Strong economic data has also spooked investors, who worry that signs of a stronger economy could prompt the Federal Reserve to keep interest rates higher for longer as it struggles to bring down inflation.

The S&P 500 has finished higher in 23 of the last 30 weeks, marking a common high since 1989, but is now headed for a negative week.

“There has already been a series of relentless gains in recent weeks that will continue to be difficult to maintain,” Deutsche Bank analysts wrote on Thursday. “It’s clear that the dynamic is now more negative.”
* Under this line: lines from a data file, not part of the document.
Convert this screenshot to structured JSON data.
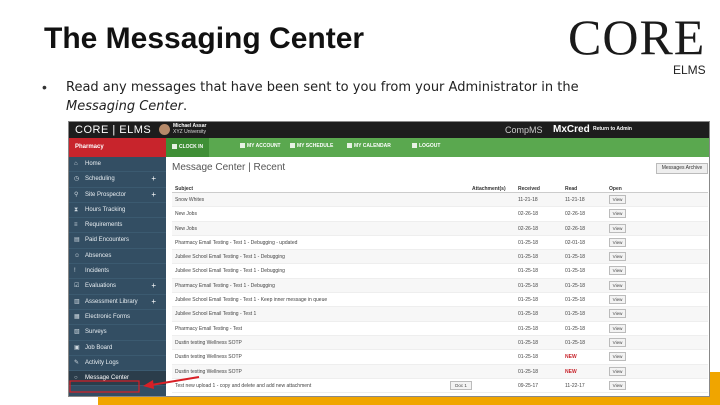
{
  "slide": {
    "title": "The Messaging Center",
    "bullet_prefix": "Read any messages that have been sent to you from your Administrator in the",
    "bullet_italic": "Messaging Center",
    "bullet_suffix": ".",
    "logo_main": "CORE",
    "logo_sub": "ELMS",
    "accent_color": "#f0a500"
  },
  "app": {
    "brand": "CORE | ELMS",
    "user_name": "Michael Assar",
    "user_school": "XYZ University",
    "product_1": "CompMS",
    "product_2": "MxCred",
    "switch_text": "Return to Admin",
    "program": "Pharmacy",
    "colors": {
      "sidebar": "#334e63",
      "nav": "#5aa84f",
      "program": "#c8242c"
    }
  },
  "nav": [
    {
      "label": "CLOCK IN",
      "icon": "clock-icon"
    },
    {
      "label": "MY ACCOUNT",
      "icon": "user-icon"
    },
    {
      "label": "MY SCHEDULE",
      "icon": "people-icon"
    },
    {
      "label": "MY CALENDAR",
      "icon": "calendar-icon"
    },
    {
      "label": "LOGOUT",
      "icon": "logout-icon"
    }
  ],
  "sidebar": [
    {
      "label": "Home",
      "icon": "home-icon",
      "plus": ""
    },
    {
      "label": "Scheduling",
      "icon": "clock-icon",
      "plus": "+"
    },
    {
      "label": "Site Prospector",
      "icon": "search-icon",
      "plus": "+"
    },
    {
      "label": "Hours Tracking",
      "icon": "hourglass-icon",
      "plus": ""
    },
    {
      "label": "Requirements",
      "icon": "list-icon",
      "plus": ""
    },
    {
      "label": "Paid Encounters",
      "icon": "book-icon",
      "plus": ""
    },
    {
      "label": "Absences",
      "icon": "people-icon",
      "plus": ""
    },
    {
      "label": "Incidents",
      "icon": "alert-icon",
      "plus": ""
    },
    {
      "label": "Evaluations",
      "icon": "checklist-icon",
      "plus": "+"
    },
    {
      "label": "Assessment Library",
      "icon": "library-icon",
      "plus": "+"
    },
    {
      "label": "Electronic Forms",
      "icon": "form-icon",
      "plus": ""
    },
    {
      "label": "Surveys",
      "icon": "survey-icon",
      "plus": ""
    },
    {
      "label": "Job Board",
      "icon": "briefcase-icon",
      "plus": ""
    },
    {
      "label": "Activity Logs",
      "icon": "log-icon",
      "plus": ""
    },
    {
      "label": "Message Center",
      "icon": "circle-icon",
      "plus": ""
    }
  ],
  "messages": {
    "page_title": "Message Center | Recent",
    "archive_button": "Messages Archive",
    "headers": {
      "subject": "Subject",
      "attachments": "Attachment(s)",
      "received": "Received",
      "read": "Read",
      "open": "Open"
    },
    "view_label": "View",
    "rows": [
      {
        "subject": "Snow Whites",
        "attachment": "",
        "received": "11-21-18",
        "read": "11-21-18"
      },
      {
        "subject": "New Jobs",
        "attachment": "",
        "received": "02-26-18",
        "read": "02-26-18"
      },
      {
        "subject": "New Jobs",
        "attachment": "",
        "received": "02-26-18",
        "read": "02-26-18"
      },
      {
        "subject": "Pharmacy Email Testing - Test 1 - Debugging - updated",
        "attachment": "",
        "received": "01-25-18",
        "read": "02-01-18"
      },
      {
        "subject": "Jubilee School Email Testing - Test 1 - Debugging",
        "attachment": "",
        "received": "01-25-18",
        "read": "01-25-18"
      },
      {
        "subject": "Jubilee School Email Testing - Test 1 - Debugging",
        "attachment": "",
        "received": "01-25-18",
        "read": "01-25-18"
      },
      {
        "subject": "Pharmacy Email Testing - Test 1 - Debugging",
        "attachment": "",
        "received": "01-25-18",
        "read": "01-25-18"
      },
      {
        "subject": "Jubilee School Email Testing - Test 1 - Keep inner message in queue",
        "attachment": "",
        "received": "01-25-18",
        "read": "01-25-18"
      },
      {
        "subject": "Jubilee School Email Testing - Test 1",
        "attachment": "",
        "received": "01-25-18",
        "read": "01-25-18"
      },
      {
        "subject": "Pharmacy Email Testing - Test",
        "attachment": "",
        "received": "01-25-18",
        "read": "01-25-18"
      },
      {
        "subject": "Dustin testing Wellness SOTP",
        "attachment": "",
        "received": "01-25-18",
        "read": "01-25-18"
      },
      {
        "subject": "Dustin testing Wellness SOTP",
        "attachment": "",
        "received": "01-25-18",
        "read": "NEW"
      },
      {
        "subject": "Dustin testing Wellness SOTP",
        "attachment": "",
        "received": "01-25-18",
        "read": "NEW"
      },
      {
        "subject": "Test new upload 1 - copy and delete and add new attachment",
        "attachment": "Doc 1",
        "received": "09-25-17",
        "read": "11-22-17"
      }
    ]
  }
}
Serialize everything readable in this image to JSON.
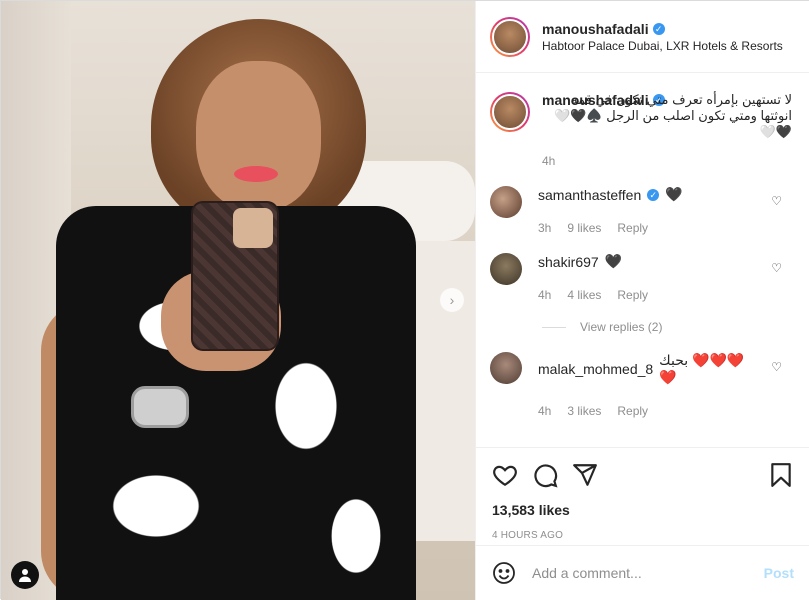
{
  "post": {
    "username": "manoushafadali",
    "location": "Habtoor Palace Dubai, LXR Hotels & Resorts",
    "caption": "لا تستهين بإمرأه تعرف متي تكون في قمه انوثتها ومتي تكون اصلب من الرجل ♠️🖤🤍🖤🤍",
    "caption_time": "4h",
    "likes": "13,583 likes",
    "posted": "4 HOURS AGO"
  },
  "comments": [
    {
      "user": "samanthasteffen",
      "verified": true,
      "text": "🖤",
      "time": "3h",
      "likes": "9 likes",
      "reply": "Reply"
    },
    {
      "user": "shakir697",
      "verified": false,
      "text": "🖤",
      "time": "4h",
      "likes": "4 likes",
      "reply": "Reply",
      "view_replies": "View replies (2)"
    },
    {
      "user": "malak_mohmed_8",
      "verified": false,
      "text": "بحبك ❤️❤️❤️❤️",
      "time": "4h",
      "likes": "3 likes",
      "reply": "Reply"
    }
  ],
  "compose": {
    "placeholder": "Add a comment...",
    "post_label": "Post"
  },
  "colors": {
    "link_blue": "#3897f0",
    "muted": "#8e8e8e",
    "post_disabled": "#b2dffc"
  },
  "icons": [
    "next-arrow-icon",
    "user-tag-icon",
    "heart-icon",
    "comment-icon",
    "share-icon",
    "bookmark-icon",
    "emoji-icon",
    "verified-icon"
  ]
}
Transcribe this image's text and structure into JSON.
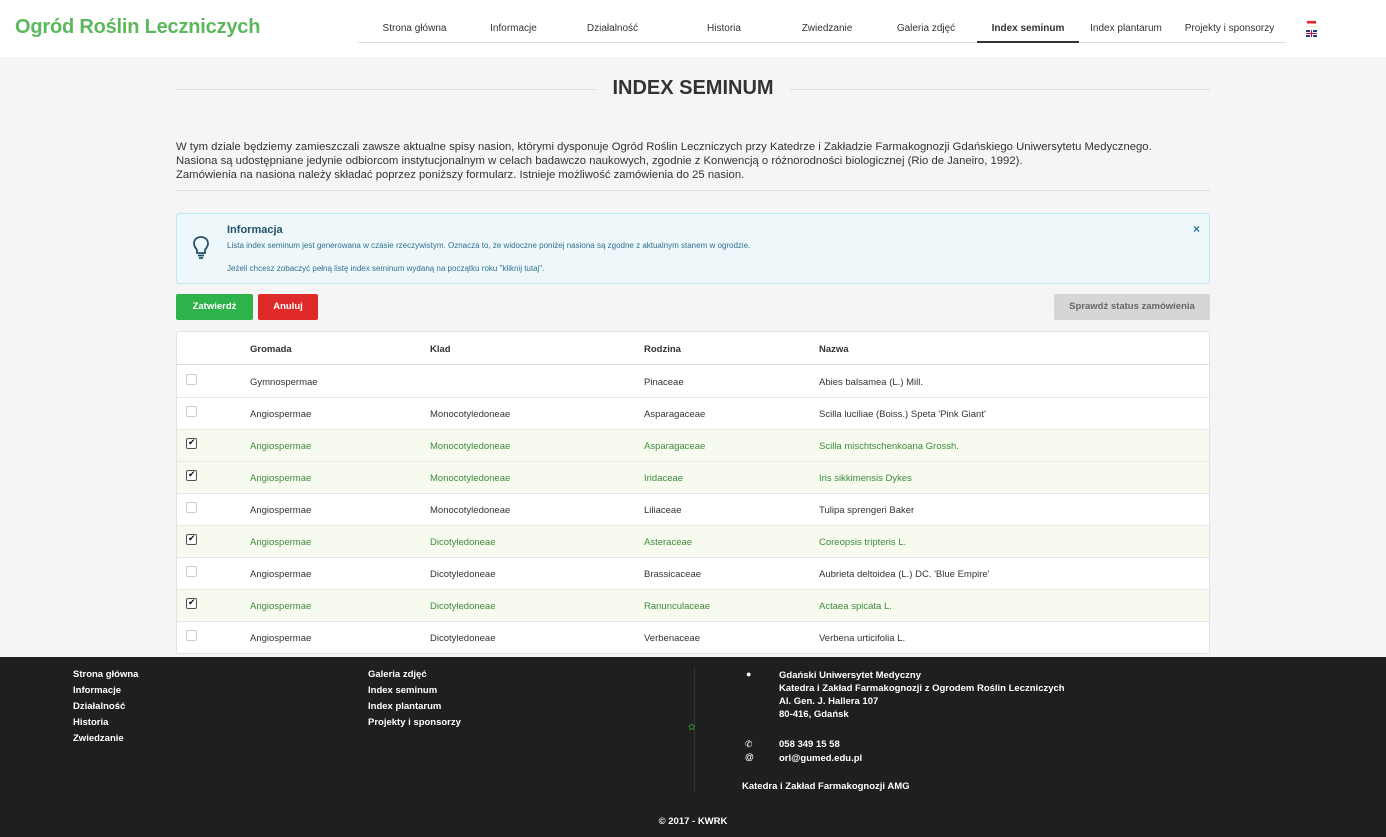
{
  "header": {
    "logo": "Ogród Roślin Leczniczych",
    "nav": [
      {
        "label": "Strona główna"
      },
      {
        "label": "Informacje"
      },
      {
        "label": "Działalność"
      },
      {
        "label": "Historia"
      },
      {
        "label": "Zwiedzanie"
      },
      {
        "label": "Galeria zdjęć"
      },
      {
        "label": "Index seminum",
        "active": true
      },
      {
        "label": "Index plantarum"
      },
      {
        "label": "Projekty i sponsorzy"
      }
    ],
    "flag_icons": [
      "polish-flag-icon",
      "english-flag-icon"
    ]
  },
  "main": {
    "title": "INDEX SEMINUM",
    "intro": [
      "W tym dziale będziemy zamieszczali zawsze aktualne spisy nasion, którymi dysponuje Ogród Roślin Leczniczych przy Katedrze i Zakładzie Farmakognozji Gdańskiego Uniwersytetu Medycznego.",
      "Nasiona są udostępniane jedynie odbiorcom instytucjonalnym w celach badawczo naukowych, zgodnie z Konwencją o różnorodności biologicznej (Rio de Janeiro, 1992).",
      "Zamówienia na nasiona należy składać poprzez poniższy formularz. Istnieje możliwość zamówienia do 25 nasion."
    ],
    "alert": {
      "icon": "lightbulb-icon",
      "title": "Informacja",
      "line1": "Lista index seminum jest generowana w czasie rzeczywistym. Oznacza to, że widoczne poniżej nasiona są zgodne z aktualnym stanem w ogrodzie.",
      "line2": "Jeżeli chcesz zobaczyć pełną listę index seminum wydaną na początku roku \"kliknij tutaj\".",
      "close": "×"
    },
    "buttons": {
      "confirm": "Zatwierdź",
      "cancel": "Anuluj",
      "status": "Sprawdź status zamówienia"
    },
    "table": {
      "columns": [
        "Gromada",
        "Klad",
        "Rodzina",
        "Nazwa"
      ],
      "rows": [
        {
          "checked": false,
          "gromada": "Gymnospermae",
          "klad": "",
          "rodzina": "Pinaceae",
          "nazwa": "Abies balsamea (L.) Mill."
        },
        {
          "checked": false,
          "gromada": "Angiospermae",
          "klad": "Monocotyledoneae",
          "rodzina": "Asparagaceae",
          "nazwa": "Scilla luciliae (Boiss.) Speta 'Pink Giant'"
        },
        {
          "checked": true,
          "gromada": "Angiospermae",
          "klad": "Monocotyledoneae",
          "rodzina": "Asparagaceae",
          "nazwa": "Scilla mischtschenkoana Grossh."
        },
        {
          "checked": true,
          "gromada": "Angiospermae",
          "klad": "Monocotyledoneae",
          "rodzina": "Iridaceae",
          "nazwa": "Iris sikkimensis Dykes"
        },
        {
          "checked": false,
          "gromada": "Angiospermae",
          "klad": "Monocotyledoneae",
          "rodzina": "Liliaceae",
          "nazwa": "Tulipa sprengeri Baker"
        },
        {
          "checked": true,
          "gromada": "Angiospermae",
          "klad": "Dicotyledoneae",
          "rodzina": "Asteraceae",
          "nazwa": "Coreopsis tripteris L."
        },
        {
          "checked": false,
          "gromada": "Angiospermae",
          "klad": "Dicotyledoneae",
          "rodzina": "Brassicaceae",
          "nazwa": "Aubrieta deltoidea (L.) DC. 'Blue Empire'"
        },
        {
          "checked": true,
          "gromada": "Angiospermae",
          "klad": "Dicotyledoneae",
          "rodzina": "Ranunculaceae",
          "nazwa": "Actaea spicata L."
        },
        {
          "checked": false,
          "gromada": "Angiospermae",
          "klad": "Dicotyledoneae",
          "rodzina": "Verbenaceae",
          "nazwa": "Verbena urticifolia L."
        }
      ]
    }
  },
  "footer": {
    "col1": [
      "Strona główna",
      "Informacje",
      "Działalność",
      "Historia",
      "Zwiedzanie"
    ],
    "col2": [
      "Galeria zdjęć",
      "Index seminum",
      "Index plantarum",
      "Projekty i sponsorzy"
    ],
    "address": [
      "Gdański Uniwersytet Medyczny",
      "Katedra i Zakład Farmakognozji z Ogrodem Roślin Leczniczych",
      "Al. Gen. J. Hallera 107",
      "80-416, Gdańsk"
    ],
    "address_icon": "map-marker-icon",
    "phone": "058 349 15 58",
    "phone_icon": "phone-icon",
    "email": "orl@gumed.edu.pl",
    "email_icon": "at-icon",
    "affiliation": "Katedra i Zakład Farmakognozji AMG",
    "copyright": "© 2017 - KWRK"
  }
}
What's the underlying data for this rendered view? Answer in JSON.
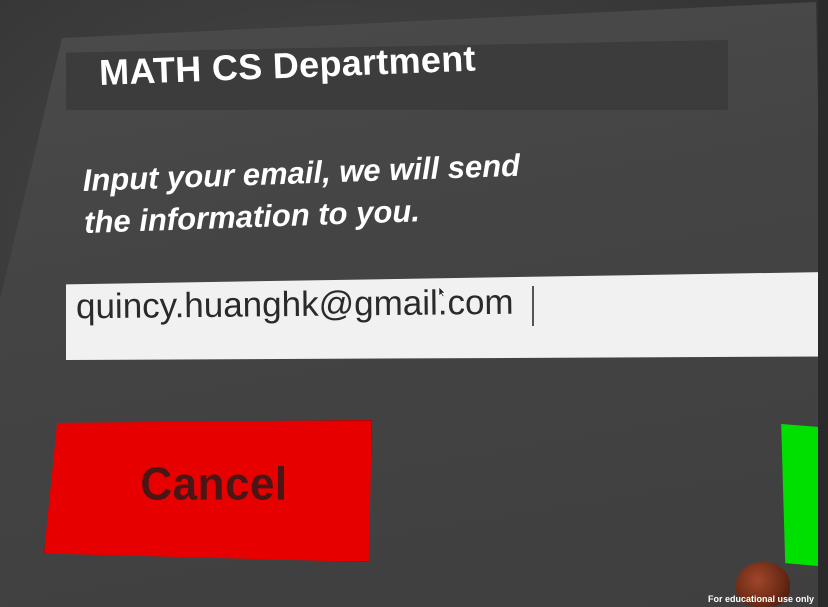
{
  "header": {
    "title": "MATH CS Department"
  },
  "form": {
    "instruction_line1": "Input your email, we will send",
    "instruction_line2": "the information to you.",
    "email_value": "quincy.huanghk@gmail.com"
  },
  "buttons": {
    "cancel_label": "Cancel",
    "cancel_color": "#e60000",
    "confirm_color": "#00e000"
  },
  "footer": {
    "watermark": "For educational use only"
  }
}
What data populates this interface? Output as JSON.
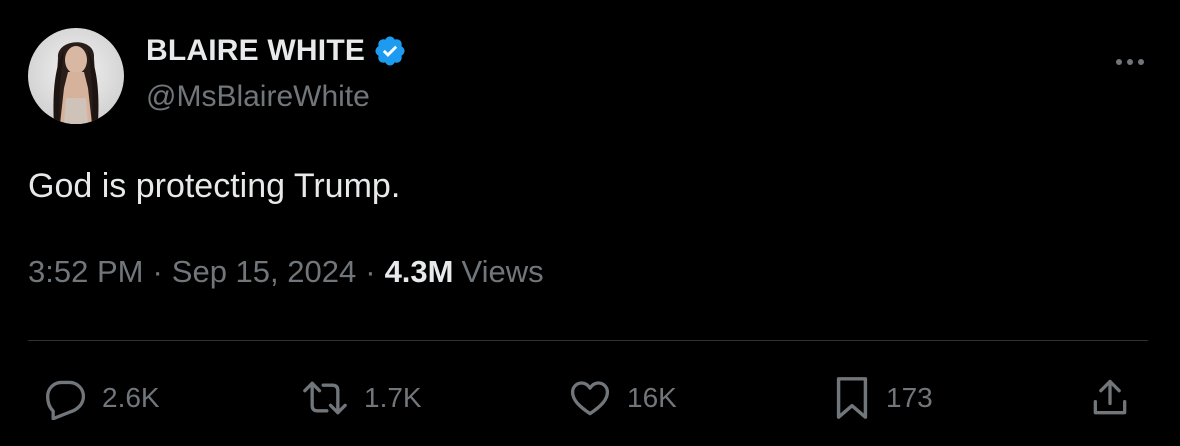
{
  "author": {
    "display_name": "BLAIRE WHITE",
    "handle": "@MsBlaireWhite",
    "verified": true,
    "verified_color": "#1d9bf0"
  },
  "tweet": {
    "text": "God is protecting Trump.",
    "time": "3:52 PM",
    "date": "Sep 15, 2024",
    "separator": "·",
    "views_count": "4.3M",
    "views_label": "Views"
  },
  "actions": {
    "reply_count": "2.6K",
    "retweet_count": "1.7K",
    "like_count": "16K",
    "bookmark_count": "173"
  },
  "icons": {
    "more": "more-dots-icon",
    "reply": "reply-bubble-icon",
    "retweet": "retweet-arrows-icon",
    "like": "heart-icon",
    "bookmark": "bookmark-icon",
    "share": "share-upload-icon"
  },
  "colors": {
    "background": "#000000",
    "primary_text": "#e7e9ea",
    "secondary_text": "#71767b",
    "divider": "#2f3336",
    "accent": "#1d9bf0"
  }
}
New economic data released Thursday showed that U.S. gross domestic product in the first quarter was revised downward (1.3% from 1.6%) and that personal consumption was slowing. This is a sign of slowing economic expansion – what some analysts see as a double-edged sword.

This data “could worry companies and stock market investors, but on the other hand, the slowdown in consumption and economic growth could be just the news we need for the inflation rate to continue to fall and allow “It’s up to the Fed to cut interest rates after all,” Chris Zaccarelli, chief investment officer at Independent Advisor Alliance, wrote Thursday.

Meanwhile, all eyes are on Friday’s release of the personal consumption expenditures index for April – the Fed’s preferred inflation gauge.

This story is developing and will be updated.